Es verdad que a este respecto la actitud de las élites catalanas y portuguesas es también importante, pero la desafección de la aristocracia castellana a la política del Conde-duque habría pesado (y no poco), dejando Barcelona y Lisboa en manos de grupos vinculados a la facción del valido en clamorosa minoría y sin la protección que el sistema de alianzas de la alta aristocracia había sabido tejer en el pasado.

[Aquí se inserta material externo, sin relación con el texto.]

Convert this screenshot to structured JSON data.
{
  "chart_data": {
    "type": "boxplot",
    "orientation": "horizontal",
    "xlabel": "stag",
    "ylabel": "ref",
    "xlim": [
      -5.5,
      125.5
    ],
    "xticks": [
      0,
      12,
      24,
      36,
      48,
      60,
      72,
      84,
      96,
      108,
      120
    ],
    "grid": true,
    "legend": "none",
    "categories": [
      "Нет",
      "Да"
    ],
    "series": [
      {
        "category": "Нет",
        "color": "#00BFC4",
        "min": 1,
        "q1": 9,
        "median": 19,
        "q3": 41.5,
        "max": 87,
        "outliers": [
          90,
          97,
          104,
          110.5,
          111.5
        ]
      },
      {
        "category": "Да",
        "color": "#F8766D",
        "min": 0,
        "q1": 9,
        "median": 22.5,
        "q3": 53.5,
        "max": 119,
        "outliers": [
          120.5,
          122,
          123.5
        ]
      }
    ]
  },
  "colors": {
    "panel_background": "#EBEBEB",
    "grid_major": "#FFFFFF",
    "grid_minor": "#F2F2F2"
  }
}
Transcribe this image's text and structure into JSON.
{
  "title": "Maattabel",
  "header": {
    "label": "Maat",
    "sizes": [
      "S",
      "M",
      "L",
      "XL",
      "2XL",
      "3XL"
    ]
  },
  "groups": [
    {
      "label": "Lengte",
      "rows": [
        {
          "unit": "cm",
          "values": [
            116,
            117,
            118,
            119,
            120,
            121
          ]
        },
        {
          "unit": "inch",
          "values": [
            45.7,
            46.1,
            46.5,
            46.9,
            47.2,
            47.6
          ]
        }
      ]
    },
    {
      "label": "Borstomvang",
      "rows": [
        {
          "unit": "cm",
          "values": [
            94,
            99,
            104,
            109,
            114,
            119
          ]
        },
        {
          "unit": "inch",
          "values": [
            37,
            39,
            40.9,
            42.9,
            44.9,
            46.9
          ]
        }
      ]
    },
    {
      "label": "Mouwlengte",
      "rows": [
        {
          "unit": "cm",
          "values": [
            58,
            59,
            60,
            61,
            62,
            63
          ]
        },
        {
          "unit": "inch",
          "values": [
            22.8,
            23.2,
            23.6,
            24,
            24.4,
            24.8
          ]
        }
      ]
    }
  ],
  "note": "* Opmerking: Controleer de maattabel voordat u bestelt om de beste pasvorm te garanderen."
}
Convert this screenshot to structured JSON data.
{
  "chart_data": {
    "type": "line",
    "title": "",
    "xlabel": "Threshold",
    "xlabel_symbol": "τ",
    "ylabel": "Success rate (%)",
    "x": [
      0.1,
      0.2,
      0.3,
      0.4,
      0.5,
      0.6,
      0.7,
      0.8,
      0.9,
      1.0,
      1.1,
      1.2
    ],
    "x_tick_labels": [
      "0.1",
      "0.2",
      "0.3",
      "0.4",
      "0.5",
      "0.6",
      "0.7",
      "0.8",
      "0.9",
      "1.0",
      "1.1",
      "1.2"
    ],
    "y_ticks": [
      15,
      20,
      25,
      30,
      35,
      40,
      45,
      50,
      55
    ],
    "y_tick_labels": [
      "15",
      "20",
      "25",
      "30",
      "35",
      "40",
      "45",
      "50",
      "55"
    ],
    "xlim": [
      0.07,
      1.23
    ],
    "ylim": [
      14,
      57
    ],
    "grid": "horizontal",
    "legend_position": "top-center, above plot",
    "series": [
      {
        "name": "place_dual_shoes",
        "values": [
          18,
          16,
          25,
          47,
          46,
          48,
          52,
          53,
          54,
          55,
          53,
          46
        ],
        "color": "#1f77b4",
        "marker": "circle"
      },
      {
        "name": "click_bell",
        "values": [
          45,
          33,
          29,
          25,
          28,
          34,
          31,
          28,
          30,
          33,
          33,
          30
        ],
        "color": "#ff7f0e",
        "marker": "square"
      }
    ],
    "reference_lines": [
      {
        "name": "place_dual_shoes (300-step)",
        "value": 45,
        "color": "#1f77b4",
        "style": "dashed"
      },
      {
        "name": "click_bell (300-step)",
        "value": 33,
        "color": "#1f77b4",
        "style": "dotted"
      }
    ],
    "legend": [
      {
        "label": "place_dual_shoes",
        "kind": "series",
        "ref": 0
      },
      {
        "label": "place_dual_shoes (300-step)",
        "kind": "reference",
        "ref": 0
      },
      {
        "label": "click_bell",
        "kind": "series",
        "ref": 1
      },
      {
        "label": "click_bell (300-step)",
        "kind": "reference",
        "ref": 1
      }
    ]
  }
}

Una vez más las historias parecen entrelazarse, porque al tiempo que Cataluña y Portugal se levantan, el parlamento inglés retoma su capacidad política al ser convocado tras doce años del personal rule de Carlos I. Hay entonces una Remostrance de mayor importancia y una directa acusación contra la figura del principal hombre de confianza de Carlos I, Thomas Wenthworth, conde de Stratford. De ahí en adelante los itinerarios de estos escenarios divergirán, caracterizándose España por una tensión centrípeta e Inglaterra por una radicalización puritana, incluso si en el caso de la Fronda todo lo que aquí se ha defendido encuentra evidentemente un adecuado terreno de elección. La más grave crisis político-social de la monarquía francesa tendrá, en concreto, en su centro la contestación de la puissance absolue en las manos de un ministro favorito, un italiano llamado Giulio Mazzarino.